Reed also believes that Weiss would not have been able to enter the Capitol with a gun. On the night of the shooting, Weiss's brother and cousin came to the building and found his car in the parking lot. Realizing that it was locked, they went back to get the keys. When they returned, they found that it had been moved to another spot. When they opened the car, the gun was missing and his bag was apparently rifled through.
A security guard at that Capitol claimed that someone, not Weiss, moved his car that night. One of Huey's guards claimed that he believed Weiss's gun was planted with his body. Reed believes that due to the guards' lack of training, they mistakenly believed Weiss had a gun and shot him. When they realized their mistake, they went out to his car, took his gun, and planted it on him.
Reed learned that Huey apparently had a busted lip when he entered the surgeon's room. When asked about it, he claimed "that's where he hit me". One witness claimed that he meant that Weiss hit him in the face with his fist.

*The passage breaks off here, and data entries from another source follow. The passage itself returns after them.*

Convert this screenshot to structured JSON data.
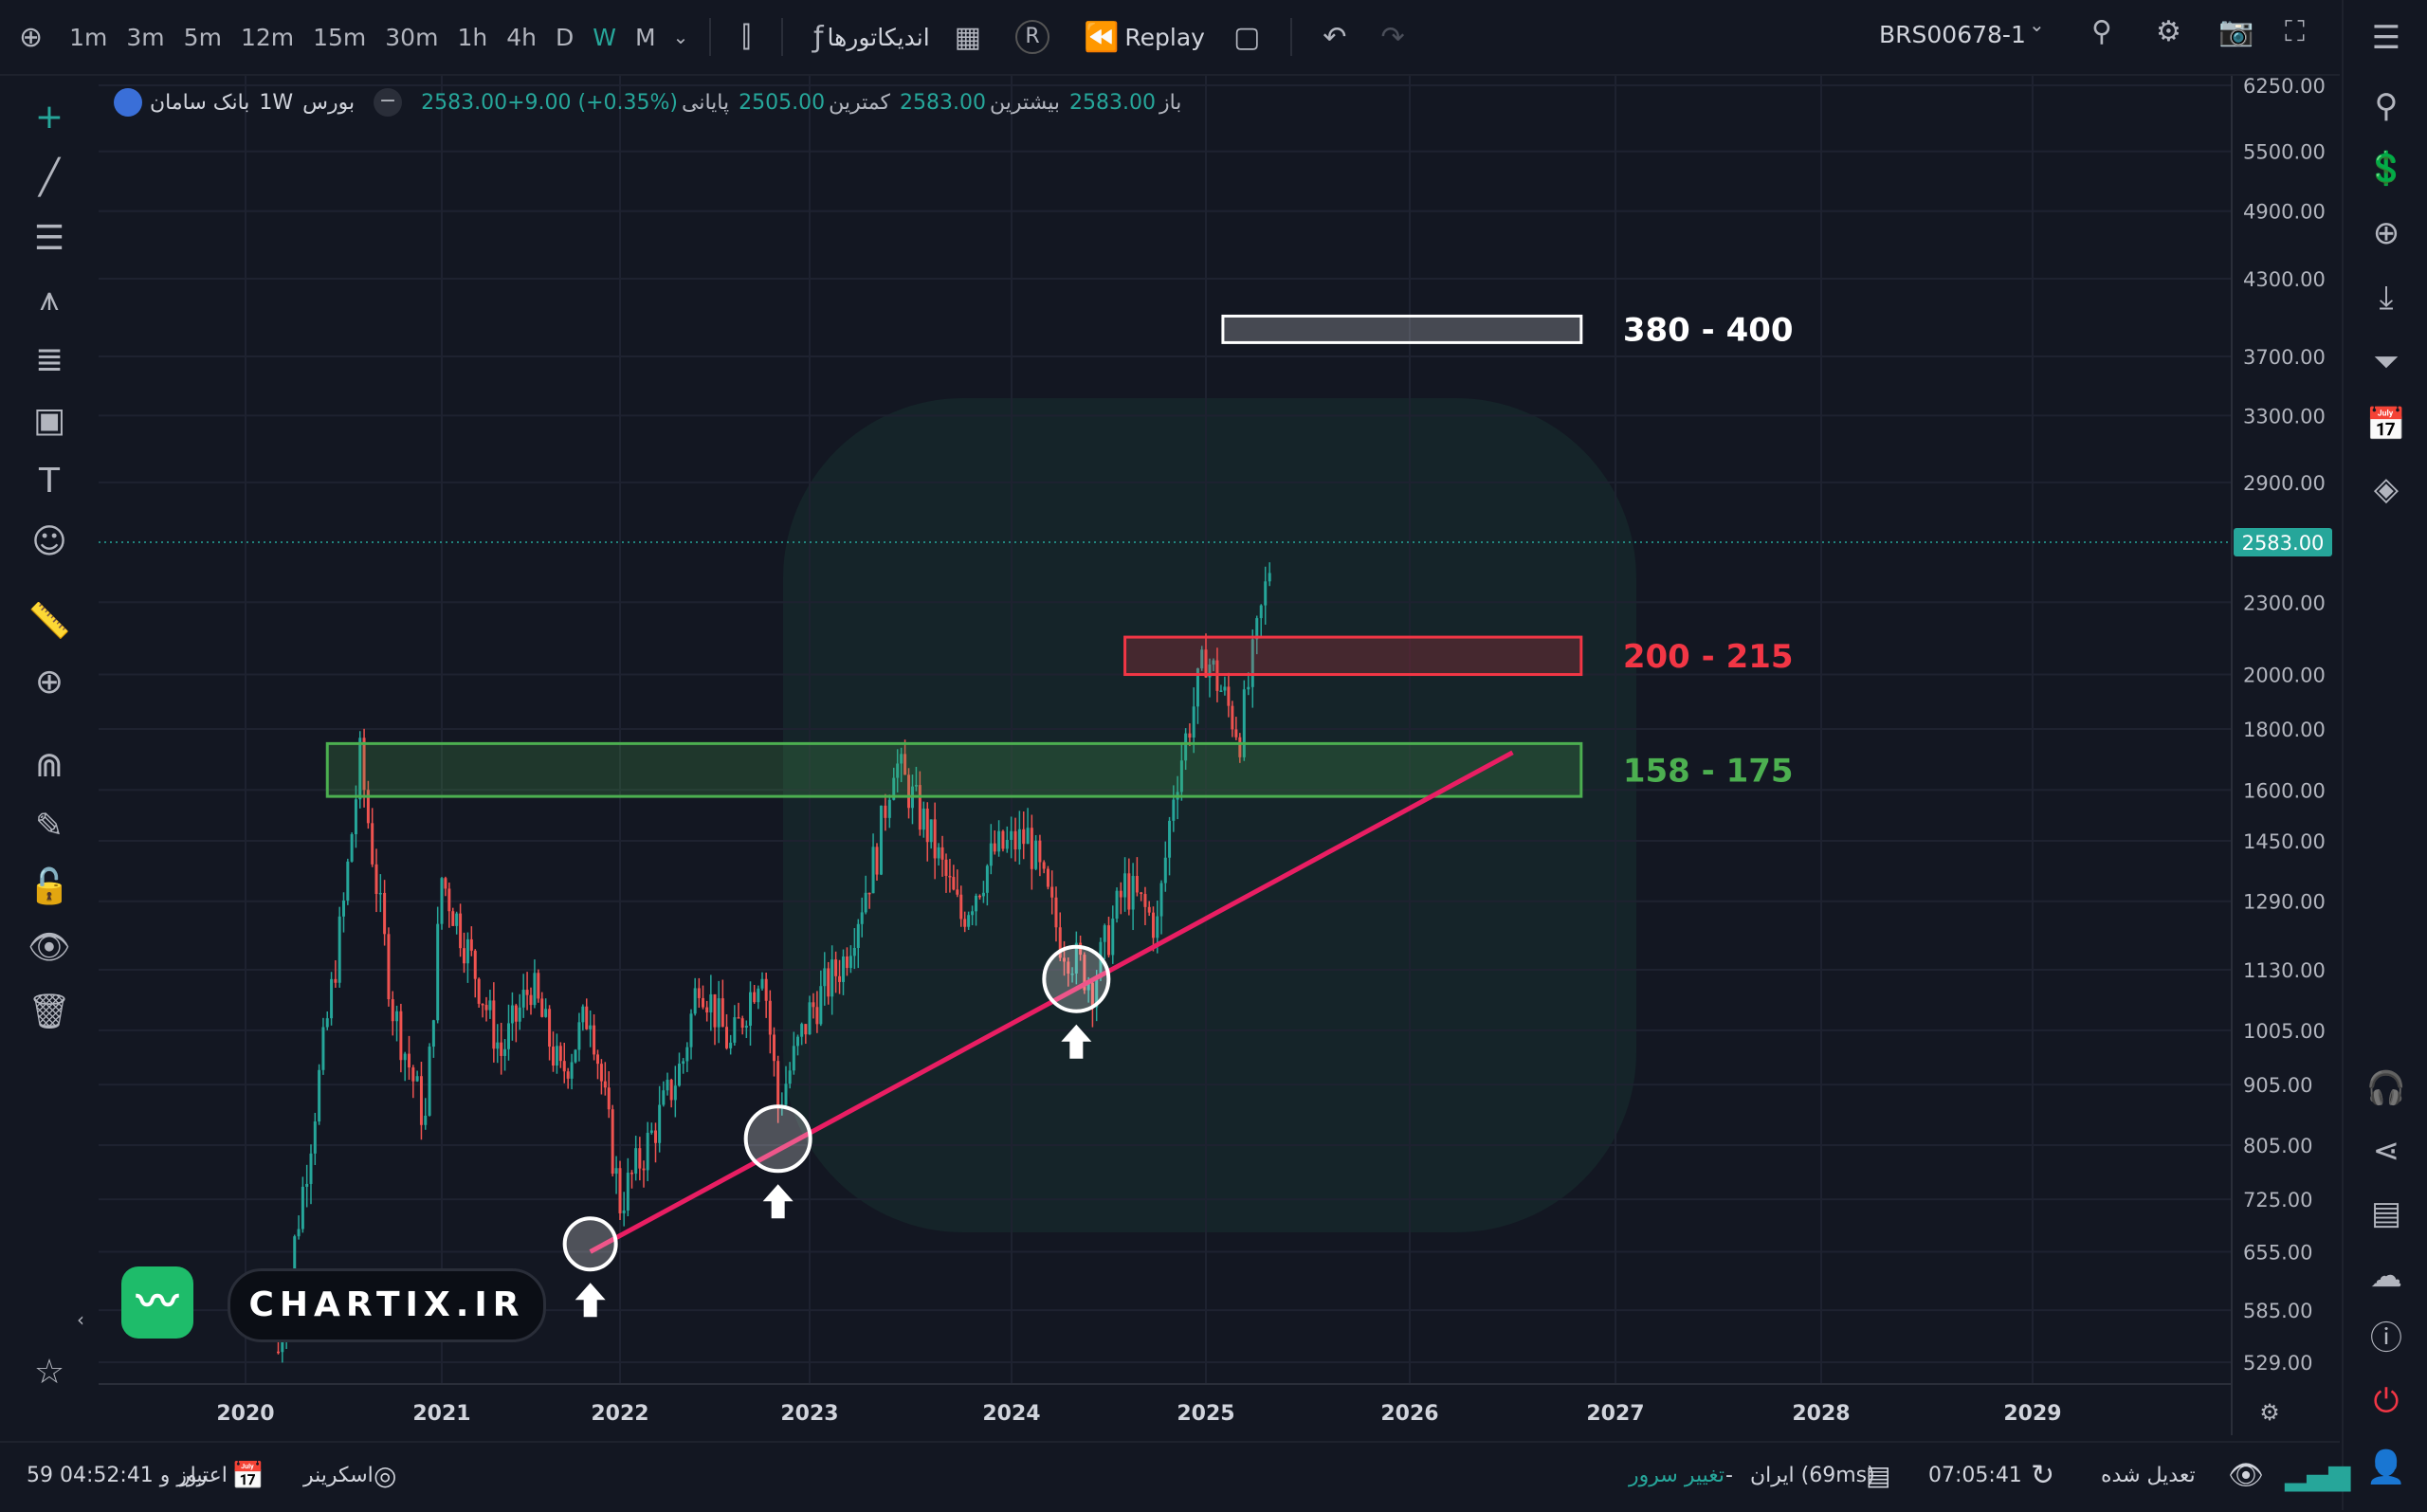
{
  "toolbar": {
    "add_icon": "plus-circle-icon",
    "timeframes": [
      "1m",
      "3m",
      "5m",
      "12m",
      "15m",
      "30m",
      "1h",
      "4h",
      "D",
      "W",
      "M"
    ],
    "active_timeframe": "W",
    "indicators_label": "اندیکاتورها",
    "replay_label": "Replay",
    "symbol": "BRS00678-1"
  },
  "legend": {
    "name": "بانک سامان",
    "interval": "1W",
    "exchange": "بورس",
    "open_label": "باز",
    "open": "2583.00",
    "high_label": "بیشترین",
    "high": "2583.00",
    "low_label": "کمترین",
    "low": "2505.00",
    "close_label": "پایانی",
    "close_change": "2583.00+9.00 (+0.35%)"
  },
  "chart_data": {
    "type": "candlestick",
    "x_ticks": [
      "2020",
      "2021",
      "2022",
      "2023",
      "2024",
      "2025",
      "2026",
      "2027",
      "2028",
      "2029"
    ],
    "y_ticks": [
      "6250.00",
      "5500.00",
      "4900.00",
      "4300.00",
      "3700.00",
      "3300.00",
      "2900.00",
      "2300.00",
      "2000.00",
      "1800.00",
      "1600.00",
      "1450.00",
      "1290.00",
      "1130.00",
      "1005.00",
      "905.00",
      "805.00",
      "725.00",
      "655.00",
      "585.00",
      "529.00"
    ],
    "y_scale": "log",
    "last_price": "2583.00",
    "up_color": "#26a69a",
    "down_color": "#ef5350",
    "series": [
      {
        "date": "2020-03",
        "close": 540
      },
      {
        "date": "2020-05",
        "close": 820
      },
      {
        "date": "2020-07",
        "close": 1280
      },
      {
        "date": "2020-08",
        "close": 1700
      },
      {
        "date": "2020-10",
        "close": 1050
      },
      {
        "date": "2020-12",
        "close": 840
      },
      {
        "date": "2021-01",
        "close": 1350
      },
      {
        "date": "2021-03",
        "close": 1150
      },
      {
        "date": "2021-05",
        "close": 960
      },
      {
        "date": "2021-07",
        "close": 1100
      },
      {
        "date": "2021-09",
        "close": 920
      },
      {
        "date": "2021-11",
        "close": 1050
      },
      {
        "date": "2022-01",
        "close": 720
      },
      {
        "date": "2022-03",
        "close": 820
      },
      {
        "date": "2022-05",
        "close": 950
      },
      {
        "date": "2022-06",
        "close": 1120
      },
      {
        "date": "2022-08",
        "close": 970
      },
      {
        "date": "2022-10",
        "close": 1150
      },
      {
        "date": "2022-11",
        "close": 870
      },
      {
        "date": "2023-01",
        "close": 1040
      },
      {
        "date": "2023-03",
        "close": 1150
      },
      {
        "date": "2023-05",
        "close": 1420
      },
      {
        "date": "2023-06",
        "close": 1700
      },
      {
        "date": "2023-08",
        "close": 1480
      },
      {
        "date": "2023-10",
        "close": 1250
      },
      {
        "date": "2023-12",
        "close": 1420
      },
      {
        "date": "2024-02",
        "close": 1460
      },
      {
        "date": "2024-04",
        "close": 1200
      },
      {
        "date": "2024-06",
        "close": 1100
      },
      {
        "date": "2024-08",
        "close": 1330
      },
      {
        "date": "2024-10",
        "close": 1230
      },
      {
        "date": "2024-11",
        "close": 1600
      },
      {
        "date": "2025-01",
        "close": 2080
      },
      {
        "date": "2025-03",
        "close": 1780
      },
      {
        "date": "2025-04",
        "close": 2150
      },
      {
        "date": "2025-05",
        "close": 2583
      }
    ],
    "zones": [
      {
        "label": "380 - 400",
        "low": 3800,
        "high": 4000,
        "from": "2025-02",
        "to": "2026-11",
        "color": "#ffffff"
      },
      {
        "label": "200 - 215",
        "low": 2000,
        "high": 2150,
        "from": "2024-08",
        "to": "2026-11",
        "color": "#f23645"
      },
      {
        "label": "158 - 175",
        "low": 1580,
        "high": 1750,
        "from": "2020-06",
        "to": "2026-11",
        "color": "#4caf50"
      }
    ],
    "trendline": {
      "from": {
        "date": "2021-11",
        "price": 655
      },
      "to": {
        "date": "2026-07",
        "price": 1720
      },
      "color": "#e91e63"
    },
    "markers": [
      {
        "date": "2021-11",
        "price": 665
      },
      {
        "date": "2022-11",
        "price": 815
      },
      {
        "date": "2024-05",
        "price": 1110
      }
    ]
  },
  "watermark": {
    "logo": "chartix-logo",
    "text": "CHARTIX.IR"
  },
  "bottombar": {
    "credit_label": "اعتبار",
    "credit_value": "59 روز و 04:52:41",
    "screener_label": "اسکرینر",
    "server_change": "تغییر سرور",
    "server_info": "ایران (69ms)",
    "server_sep": "-",
    "time": "07:05:41",
    "adjusted": "تعدیل شده"
  }
}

For years, it was difficult for anyone to investigate the case. Several investigative files, along with Weiss's gun, were lost or misplaced. In 1987, forensic expert James Starrs began to investigate the case, hoping to find the lost evidence. He looked into the police investigators from 1935, focusing on the then-chief of police, Louis F. Guerre. One of Starrs's investigators found Guerre's will. In the will, there was a list that mentioned miscellaneous police files. More importantly, another list in the will mentioned Carl Weiss's gun. It was traced to a safety deposit box in New Orleans, where it was in the possession of Guerre's daughter.
Along with the gun, there were several unused .32 caliber bullets and a spent .32 slug. At first, it was assumed that the slug was from the bullet that killed Huey. However, ballistics tests conducted by the police determined that the slug had not come from Weiss's gun.
However, the Louisiana State Police still holds the position that Dr. Carl Weiss was the assassin. The Weiss family, on the other hand, wants Carl's name cleared, certain that Huey was shot by his own bodyguards.
Extra Notes: This case first aired on the September 30, 1992 episode.
Results: Unresolved. After the broadcast, a former superintendent of the Louisiana State Police, Francis Grevemberg, came forward, claiming that Huey was indeed killed by his bodyguards. Grevemberg claimed that he was told by two eyewitness state troopers that Dr. Weiss was unarmed when Huey was shot. The troopers claimed that the bodyguards did accidentally shoot Huey and plant a gun with Weiss. Grevemberg claimed that he did not come forward until forty years later because the Louisiana State legislature was filled with pro-Long politicians who would not believe the story or support an inquiry.
In research unavailable to the public, it has been revealed that Senator Long had a life insurance policy of $10,000. The policy would double if he died by accident. The Long family was awarded $20,000. After Long died, the insurance company hired a private investigator to look into the matter. In 1936, the investigator concluded that Senator Huey Long was fatally shot accidentally by his bodyguards.
However, the debate still remains as to what really happened to Huey Long on the night he was shot.